Opvallend vindt de 69-jarige Korf dat veel jongeren die in de bar komen nog zo jong zijn. „Zaterdagavond hebben we het nog geconstateerd. Er zijn kinderen bij van dertien, veertien jaar.” Dat beaamt W. de Vries, ouderling van de vrije gereformeerde gemeente in Urk. „En de volgende dag zitten ze in de kerk. Ze weten de punten van de preek vaak nog op te noemen ook.” De grootste drijfveer voor jongeren om bars en disco’s te bezoeken, is zonder twijfel het zoeken naar gezelligheid, denken Korf en De Vries. „Ze nóémen het althans gezellig.” Korf: „Maar ze kennen allemaal die plaat van de brede en de smalle weg.
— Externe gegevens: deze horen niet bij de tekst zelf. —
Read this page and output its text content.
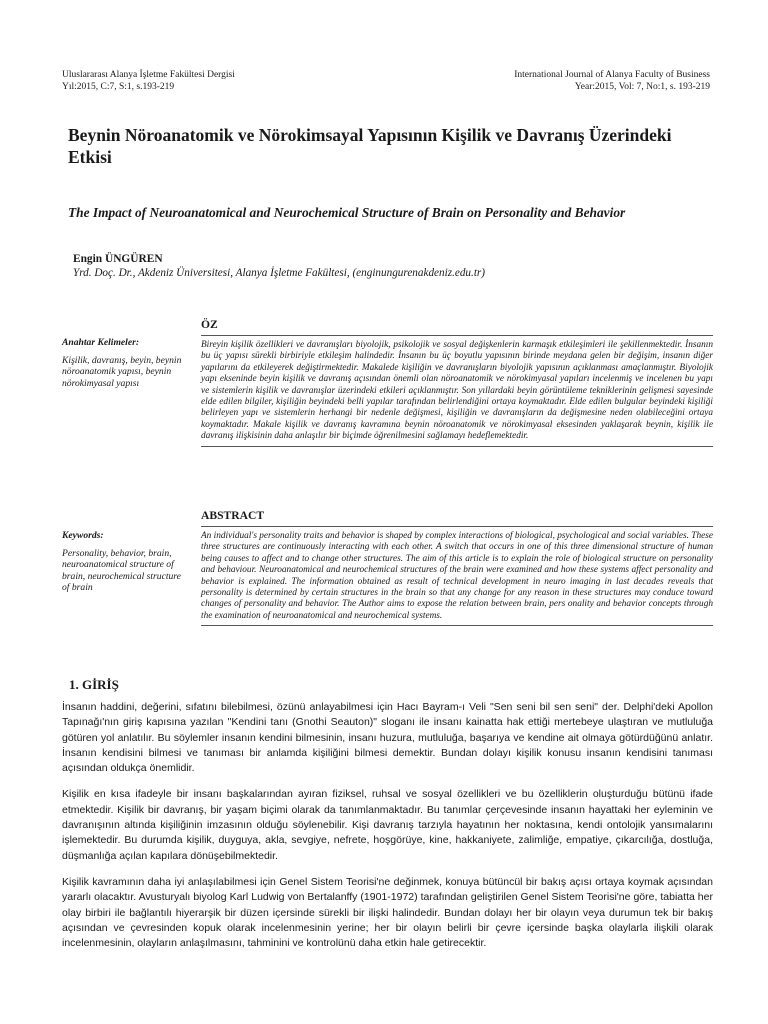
Uluslararası Alanya İşletme Fakültesi Dergisi
Yıl:2015, C:7, S:1, s.193-219
International Journal of Alanya Faculty of Business
Year:2015, Vol: 7, No:1, s. 193-219
Beynin Nöroanatomik ve Nörokimsayal Yapısının Kişilik ve Davranış Üzerindeki Etkisi
The Impact of Neuroanatomical and Neurochemical Structure of Brain on Personality and Behavior
Engin ÜNGÜREN
Yrd. Doç. Dr., Akdeniz Üniversitesi, Alanya İşletme Fakültesi, (enginungurenakdeniz.edu.tr)
Anahtar Kelimeler:
Kişilik, davranış, beyin, beynin nöroanatomik yapısı, beynin nörokimyasal yapısı
ÖZ

Bireyin kişilik özellikleri ve davranışları biyolojik, psikolojik ve sosyal değişkenlerin karmaşık etkileşimleri ile şekillenmektedir. İnsanın bu üç yapısı sürekli birbiriyle etkileşim halindedir. İnsanın bu üç boyutlu yapısının birinde meydana gelen bir değişim, insanın diğer yapılarını da etkileyerek değiştirmektedir. Makalede kişiliğin ve davranışların biyolojik yapısının açıklanması amaçlanmıştır. Biyolojik yapı ekseninde beyin kişilik ve davranış açısından önemli olan nöroanatomik ve nörokimyasal yapıları incelenmiş ve incelenen bu yapı ve sistemlerin kişilik ve davranışlar üzerindeki etkileri açıklanmıştır. Son yıllardaki beyin görüntüleme tekniklerinin gelişmesi sayesinde elde edilen bilgiler, kişiliğin beyindeki belli yapılar tarafından belirlendiğini ortaya koymaktadır. Elde edilen bulgular beyindeki kişiliği belirleyen yapı ve sistemlerin herhangi bir nedenle değişmesi, kişiliğin ve davranışların da değişmesine neden olabileceğini ortaya koymaktadır. Makale kişilik ve davranış kavramına beynin nöroanatomik ve nörokimyasal eksesinden yaklaşarak beynin, kişilik ile davranış ilişkisinin daha anlaşılır bir biçimde öğrenilmesini sağlamayı hedeflemektedir.

Keywords:
Personality, behavior, brain, neuroanatomical structure of brain, neurochemical structure of brain
ABSTRACT

An individual's personality traits and behavior is shaped by complex interactions of biological, psychological and social variables. These three structures are continuously interacting with each other. A switch that occurs in one of this three dimensional structure of human being causes to affect and to change other structures. The aim of this article is to explain the role of biological structure on personality and behaviour. Neuroanatomical and neurochemical structures of the brain were examined and how these systems affect personality and behavior is explained. The information obtained as result of technical development in neuro imaging in last decades reveals that personality is determined by certain structures in the brain so that any change for any reason in these structures may conduce toward changes of personality and behavior. The Author aims to expose the relation between brain, pers onality and behavior concepts through the examination of neuroanatomical and neurochemical systems.

1. GİRİŞ

İnsanın haddini, değerini, sıfatını bilebilmesi, özünü anlayabilmesi için Hacı Bayram-ı Veli "Sen seni bil sen seni" der. Delphi'deki Apollon Tapınağı'nın giriş kapısına yazılan "Kendini tanı (Gnothi Seauton)" sloganı ile insanı kainatta hak ettiği mertebeye ulaştıran ve mutluluğa götüren yol anlatılır. Bu söylemler insanın kendini bilmesinin, insanı huzura, mutluluğa, başarıya ve kendine ait olmaya götürdüğünü anlatır. İnsanın kendisini bilmesi ve tanıması bir anlamda kişiliğini bilmesi demektir. Bundan dolayı kişilik konusu insanın kendisini tanıması açısından oldukça önemlidir.

Kişilik en kısa ifadeyle bir insanı başkalarından ayıran fiziksel, ruhsal ve sosyal özellikleri ve bu özelliklerin oluşturduğu bütünü ifade etmektedir. Kişilik bir davranış, bir yaşam biçimi olarak da tanımlanmaktadır. Bu tanımlar çerçevesinde insanın hayattaki her eyleminin ve davranışının altında kişiliğinin imzasının olduğu söylenebilir. Kişi davranış tarzıyla hayatının her noktasına, kendi ontolojik yansımalarını işlemektedir. Bu durumda kişilik, duyguya, akla, sevgiye, nefrete, hoşgörüye, kine, hakkaniyete, zalimliğe, empatiye, çıkarcılığa, dostluğa, düşmanlığa açılan kapılara dönüşebilmektedir.

Kişilik kavramının daha iyi anlaşılabilmesi için Genel Sistem Teorisi'ne değinmek, konuya bütüncül bir bakış açısı ortaya koymak açısından yararlı olacaktır. Avusturyalı biyolog Karl Ludwig von Bertalanffy (1901-1972) tarafından geliştirilen Genel Sistem Teorisi'ne göre, tabiatta her olay birbiri ile bağlantılı hiyerarşik bir düzen içersinde sürekli bir ilişki halindedir. Bundan dolayı her bir olayın veya durumun tek bir bakış açısından ve çevresinden kopuk olarak incelenmesinin yerine; her bir olayın belirli bir çevre içersinde başka olaylarla ilişkili olarak incelenmesinin, olayların anlaşılmasını, tahminini ve kontrolünü daha etkin hale getirecektir.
En als we dan vragen: Waar staat deze kroeg? Dan zeggen ze: „Op de brede weg.” Ze weten het prima en zijn vaak ook nog aan te spreken op de Bijbel. Daarom willen we een beroep doen op hun geweten en wijzen op de oordeelsdag. Jongeren moeten beseffen waar ze zijn. Dat geldt voor het verblijf in een café, in een disco of op plaatsen waar de jongeren zich op seksueel vlak uitleven. Die laatste verhalen zijn overigens bekend, maar wij komen daar zelf niet. Zulke dingen gebeuren toch vaak achter een deur die op slot zit.”
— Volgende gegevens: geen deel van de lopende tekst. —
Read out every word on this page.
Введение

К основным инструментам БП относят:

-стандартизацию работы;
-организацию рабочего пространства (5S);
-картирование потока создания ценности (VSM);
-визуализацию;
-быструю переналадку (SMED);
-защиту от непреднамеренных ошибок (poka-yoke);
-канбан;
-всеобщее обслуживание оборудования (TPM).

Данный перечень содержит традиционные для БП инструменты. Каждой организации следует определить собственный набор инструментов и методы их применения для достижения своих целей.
„Soms proberen ze zich er met een smoes uit te redden”, vult De Vries aan. „Dan wijzen ze ons erop dat ze toch eerst uitverkoren moeten zijn. Maar wij vertellen dan over hun eigen verantwoordelijkheid en hun gedoopte voorhoofden. Of dat indruk maakt? Soms wel. Gelukkig kan ik niet zeggen dat ik nooit gesprekken heb die geen indruk hebben gemaakt.”

Wilde jaren
Als zonde niet meer als zonde gezien wordt, is het probleem groter, vindt Korf. „Dan zeggen ze: „Wat geeft dat nu? We hossen wat, we zitten wat bij elkaar en het is gewoon gezellig.” Soms reageer ik dan een beetje ondeugend. Dan zeg ik: „Probeer de dominee en alles eromheen nu eens te vergeten en alleen de Bijbel te laten spreken.” Als ze daar ook niet meer op aan te spreken zijn, houdt het een eind op. Maar soms hoor je toch dat ze waardering hebben voor het werk dat wij, als oudere mensen, doen.”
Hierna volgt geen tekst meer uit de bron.